In summary, phytochemical investigation of the whole plant of Tradescantia albiflora Kunth has led to the isolation and characterization of a butanolide, rosmarinosin B (1), that was isolated from natural sources for the first time, a new butenolide, 5-O-acetyl bracteanolide A (2), and a new apocarotenoid 2β-hydroxyisololiolide (11), together with 25 known compounds (compounds 3–10 and 12–28).
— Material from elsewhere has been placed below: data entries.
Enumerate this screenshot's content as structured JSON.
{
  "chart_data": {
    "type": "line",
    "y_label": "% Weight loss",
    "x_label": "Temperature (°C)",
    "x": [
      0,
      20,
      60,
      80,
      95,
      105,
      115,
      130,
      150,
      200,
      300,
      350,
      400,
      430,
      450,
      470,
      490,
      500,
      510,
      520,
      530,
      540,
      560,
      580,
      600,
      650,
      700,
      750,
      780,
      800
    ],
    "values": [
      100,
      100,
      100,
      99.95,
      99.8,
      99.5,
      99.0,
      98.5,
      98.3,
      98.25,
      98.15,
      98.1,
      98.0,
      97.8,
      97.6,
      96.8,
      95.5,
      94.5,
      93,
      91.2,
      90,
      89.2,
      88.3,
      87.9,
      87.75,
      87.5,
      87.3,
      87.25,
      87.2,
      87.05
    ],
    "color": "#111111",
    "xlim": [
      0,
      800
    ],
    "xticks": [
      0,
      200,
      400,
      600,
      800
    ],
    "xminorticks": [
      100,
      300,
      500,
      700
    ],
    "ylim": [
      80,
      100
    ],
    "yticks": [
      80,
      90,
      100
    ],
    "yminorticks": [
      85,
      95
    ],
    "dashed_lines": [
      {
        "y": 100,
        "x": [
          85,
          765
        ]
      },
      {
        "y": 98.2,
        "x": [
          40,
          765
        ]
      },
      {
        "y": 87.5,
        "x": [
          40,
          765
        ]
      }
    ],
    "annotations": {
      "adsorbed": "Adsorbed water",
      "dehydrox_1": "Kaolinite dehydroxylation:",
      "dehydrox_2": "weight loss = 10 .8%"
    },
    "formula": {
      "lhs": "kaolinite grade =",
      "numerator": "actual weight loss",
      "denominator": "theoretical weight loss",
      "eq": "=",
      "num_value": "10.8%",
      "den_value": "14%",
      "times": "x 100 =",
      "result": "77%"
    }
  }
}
The isolated compounds 2–8 and four new synthetic butenolide derivatives 4a–4d, which were synthesized from bracteanolide A (4), were evaluated for their preliminary anti-inflammatory activity against LPS-stimulated NO production in RAW 264.7 cells. Among them, the new synthetic butenolide derivative n-butyl bracteanolide A (4d) exhibited better NO inhibitory activity than the original compound bracteanolide A (4).